FIGHTING AGAINST BLASPHEMY
The Government and Morals Committee of Presbytery have been engaged in on-going correspondence with government departments and other bodies on the moral issues of the day.
In November last year a play was staged as part of the Outburst Queer Arts festival in Belfast called, “The Gospel According to Jesus, Queen of Heaven" The preview of the play on the Outburst festival website described how in the play there was a "revolutionary queer ritual in which bread is shared, wine is drunk and familiar stories are re-imagined by a transgender Jesus."
The Bible reveals the Lord Jesus Christ as the King of Kings and Lord of Lord’s and the eternal Son of God. The title “Queen of Heaven” is only used in the Bible in the book of Jeremiah to describe a heathen goddess whom God condemned. Furthermore the Bible teaches that homosexuality and transgender is sin. The play was a blasphemy against the Saviour whom we love and serve.
The Government and Morals Committee contacted various government departments and bodies who were listed as having sponsored this play. Among those contacted were, the Arts Council, which distributes funds from the National Lottery, Belfast City Council, The Department of Culture Arts and Leisure, The Department of Social Development and the Public Health Agency.
It was pointed out to each that under Section 75 of the Northern Ireland Act public bodies have obligations relating to promoting good relations between people of different religious beliefs, ethnic origins, and political opinions. The Government and Morals Committee indicated that for the LGBT lobby to portray the Son of God, as something other than who He is does nothing to promote good relations. Rather it is our belief that it was their direct intention to make a mockery of Christ.
The Presbytery Committee received a number of replies, a couple of which denied that they had done anything that was contrary to section 75 of the Northern Ireland Act and urging that the Government and Morals Committee take the matter to the Equality Commission or the PSNI if they thought the law had been breached.
The reply that was most dismissive was that from the Department of Culture Arts and Leisure, which said that they supported the artist’s right to freedom of expression.
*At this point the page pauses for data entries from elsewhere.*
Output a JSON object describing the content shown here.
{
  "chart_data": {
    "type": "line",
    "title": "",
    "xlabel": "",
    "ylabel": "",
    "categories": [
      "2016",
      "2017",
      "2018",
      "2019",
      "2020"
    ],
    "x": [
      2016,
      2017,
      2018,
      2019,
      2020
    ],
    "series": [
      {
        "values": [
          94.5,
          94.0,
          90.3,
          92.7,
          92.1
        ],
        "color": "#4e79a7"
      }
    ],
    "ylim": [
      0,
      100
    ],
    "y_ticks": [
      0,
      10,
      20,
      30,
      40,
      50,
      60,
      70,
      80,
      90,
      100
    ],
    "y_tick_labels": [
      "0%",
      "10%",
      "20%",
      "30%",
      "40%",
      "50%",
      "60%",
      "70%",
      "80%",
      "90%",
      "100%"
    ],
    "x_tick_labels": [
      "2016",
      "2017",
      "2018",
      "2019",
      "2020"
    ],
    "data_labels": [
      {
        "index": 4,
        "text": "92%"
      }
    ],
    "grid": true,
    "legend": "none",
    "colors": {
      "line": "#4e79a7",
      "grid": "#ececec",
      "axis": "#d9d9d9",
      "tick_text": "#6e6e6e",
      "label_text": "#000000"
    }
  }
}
The Arts Council stated that they took their obligations under section 75 very seriously but seemed to think that its only obligation under section 75 was “to promote equality of opportunity between persons of different religious beliefs.” However they look to have ignored the second section of the Act, which says, “a public authority shall in carrying out its functions relating to Northern Ireland have regard to the desirability of promoting good relations between persons of different religious belief, political opinion or racial group.”
Belfast City Council appeared to want to distance themselves from the event and said that their contribution was part of an overall support given to the Community Festivals Fund and that they did not specifically support this event. They also pointed out that the Outburst Programme contains the statement “views expressed through Outburst events are not necessarily shared or endorsed by our funders, sponsors or partners.” The letter seemed to imply that the views of the play were not those of Belfast City Council.
The most satisfactory reply was from the Department of Social Development, which said that they had reviewed their procedures to ensure greater scrutiny of event programmes in the future.
It is hoped that our protest will result in greater scrutiny of events and that this kind of blasphemy will not be supported by public money in the future. We would ask you to pray for the Government and Morals Committee, which has the job of replying to government consultations on moral issues and of making our voice heard when issues like this arise.